The facility will be operated remotely by RAF personnel, with contractors only attending the site for maintenance.
It was visited on Friday by Air Chief Marshal Sir Stephen Hillier, the head of the RAF, who paid tribute to the construction team who had been working at the remote site throughout the winter.
He said: "The radar system at Saxa Vord is an important part of ensuring that the RAF can fully protect both the UK's airspace and that of our Nato allies, in the face of increasing pressure from Russia.
"Right at the tip of Shetland, Saxa Vord is a very remote site, so I'm extremely grateful to the team who have been working hard through the cold of winter, with snow and 120mph gales, to ensure that the construction has remained on schedule."
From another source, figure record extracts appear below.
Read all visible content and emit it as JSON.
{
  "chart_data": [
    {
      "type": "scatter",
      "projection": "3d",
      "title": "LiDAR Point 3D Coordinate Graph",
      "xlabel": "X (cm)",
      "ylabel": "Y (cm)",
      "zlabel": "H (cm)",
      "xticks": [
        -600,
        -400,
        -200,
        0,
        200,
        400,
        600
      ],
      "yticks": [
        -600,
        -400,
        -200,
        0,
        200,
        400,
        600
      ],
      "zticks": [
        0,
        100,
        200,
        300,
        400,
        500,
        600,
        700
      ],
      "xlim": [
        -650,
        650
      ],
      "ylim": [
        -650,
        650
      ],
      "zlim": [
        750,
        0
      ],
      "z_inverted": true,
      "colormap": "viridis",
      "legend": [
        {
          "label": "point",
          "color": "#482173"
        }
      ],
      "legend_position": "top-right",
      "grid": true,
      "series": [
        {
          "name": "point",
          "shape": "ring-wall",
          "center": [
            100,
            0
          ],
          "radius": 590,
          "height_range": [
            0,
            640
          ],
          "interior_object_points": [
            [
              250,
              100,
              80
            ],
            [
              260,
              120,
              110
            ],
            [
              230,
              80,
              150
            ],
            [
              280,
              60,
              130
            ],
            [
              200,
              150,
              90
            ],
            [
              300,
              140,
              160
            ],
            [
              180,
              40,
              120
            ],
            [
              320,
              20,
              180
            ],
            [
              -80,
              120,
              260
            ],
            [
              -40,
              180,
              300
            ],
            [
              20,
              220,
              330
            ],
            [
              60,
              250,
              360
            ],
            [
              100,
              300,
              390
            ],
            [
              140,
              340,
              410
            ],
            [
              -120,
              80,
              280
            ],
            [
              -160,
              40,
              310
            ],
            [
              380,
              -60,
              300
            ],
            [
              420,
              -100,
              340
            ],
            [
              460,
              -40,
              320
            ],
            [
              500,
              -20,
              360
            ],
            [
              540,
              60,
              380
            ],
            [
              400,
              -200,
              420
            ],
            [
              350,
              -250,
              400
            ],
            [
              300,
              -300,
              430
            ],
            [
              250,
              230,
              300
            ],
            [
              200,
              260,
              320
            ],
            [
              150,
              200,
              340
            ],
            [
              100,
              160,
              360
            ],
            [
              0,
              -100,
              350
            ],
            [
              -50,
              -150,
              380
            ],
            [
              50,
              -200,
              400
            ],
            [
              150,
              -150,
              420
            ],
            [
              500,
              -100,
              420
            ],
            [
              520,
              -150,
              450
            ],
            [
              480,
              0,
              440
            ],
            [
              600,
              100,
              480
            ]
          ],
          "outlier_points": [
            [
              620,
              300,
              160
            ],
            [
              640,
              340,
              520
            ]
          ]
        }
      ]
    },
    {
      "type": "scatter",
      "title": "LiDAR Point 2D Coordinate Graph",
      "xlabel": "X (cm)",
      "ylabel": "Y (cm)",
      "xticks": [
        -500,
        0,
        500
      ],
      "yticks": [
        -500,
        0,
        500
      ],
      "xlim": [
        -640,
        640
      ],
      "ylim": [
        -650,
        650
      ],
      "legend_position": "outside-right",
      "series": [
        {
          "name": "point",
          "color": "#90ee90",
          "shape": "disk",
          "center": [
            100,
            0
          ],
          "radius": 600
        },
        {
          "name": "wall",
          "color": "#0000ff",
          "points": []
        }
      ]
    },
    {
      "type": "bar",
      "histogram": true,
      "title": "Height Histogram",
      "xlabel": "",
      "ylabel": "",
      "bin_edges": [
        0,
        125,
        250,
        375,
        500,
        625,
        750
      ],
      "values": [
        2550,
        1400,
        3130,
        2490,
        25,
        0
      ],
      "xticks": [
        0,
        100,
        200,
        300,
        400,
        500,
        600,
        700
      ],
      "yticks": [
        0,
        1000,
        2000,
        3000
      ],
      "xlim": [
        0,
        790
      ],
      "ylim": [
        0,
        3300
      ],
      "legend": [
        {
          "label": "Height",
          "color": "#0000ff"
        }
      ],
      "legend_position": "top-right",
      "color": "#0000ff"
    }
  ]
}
He was speaking as UK Defence Secretary Gavin Williamson warned in the Daily Telegraph that Russia could cause "thousands and thousands and thousands of deaths" by crippling UK infrastructure.
Mr Williamson said Moscow was spying on energy supplies which, if cut, could cause "total chaos" in the UK, adding that it was the "real threat" faced by the country.
Head of the British army, Sir Nick Carter, has warned that the UK is struggling to keep up with Russian capabilities.